Which made me think. The one thing I keep hearing from observers of Occupy Wall Street and its family of protests is the idea that it's all very laudable, but if only they'd be a little bit more coherent. To use Alexis Madrigal's geeky analogy, if only we could see the underlying well-formedness of the API. If only it were making clearer calls.

I don't agree. Treating OWS as if it's a slightly dodgy hack of mainstream political philosophy, and therefore voids the warranty of serious debate, misses the point. Not the point of these protests, but the point of all protests. Protests exist to say, something's wrong, and to gather together a lot of people who agree with that simple sentiment. It's tough for smart people who care about quality of argument to hear, but protest isn't a mechanism for advancing a high-quality, well-defined argument. It's a device for amplifying the quantity of contention in a society: to make noise in the hope that others will make noise, and force a change. The mechanism for deciding which changes get made is politics, not protest.

Protests are platforms - designed to be extended, designed to be hacked. (The flip-side of this is that it makes little sense when the organisers of protest events disclaim all responsibility if they get turned into riots. You can't control a protest event, so you shouldn't imagine you can when you organise one.) They are not build for neatness, and insisting that they articulate themselves neatly means you end up hearing nothing, or a small something, when many discordant things are being said. That, of course, puts you at risk of being surprised by an unpredictable future.

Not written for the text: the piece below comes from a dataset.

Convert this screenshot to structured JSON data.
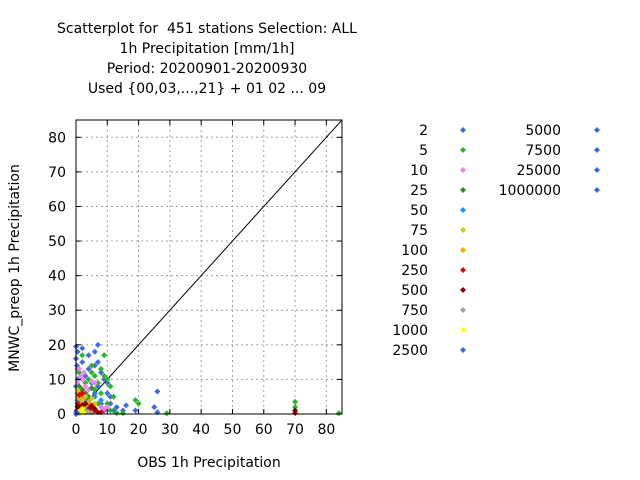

There's an obligatory 'So what does this mean for communications?' note at the end, and this is it. What it means is that most 'movement branding' is getting it wrong because it still insists you can manage and 'own' social conversations. Getting it right means building a platform and letting people hack it, and not trying to own it. Of course, marketers and communicators also need to promote their own agenda, which is difficult in a platform. To do that they need to be good at politics, too - the art of advancing their own agenda while acknowledging the noisiness of the public sphere. Most marketers, even most advertisers, remain bad at that.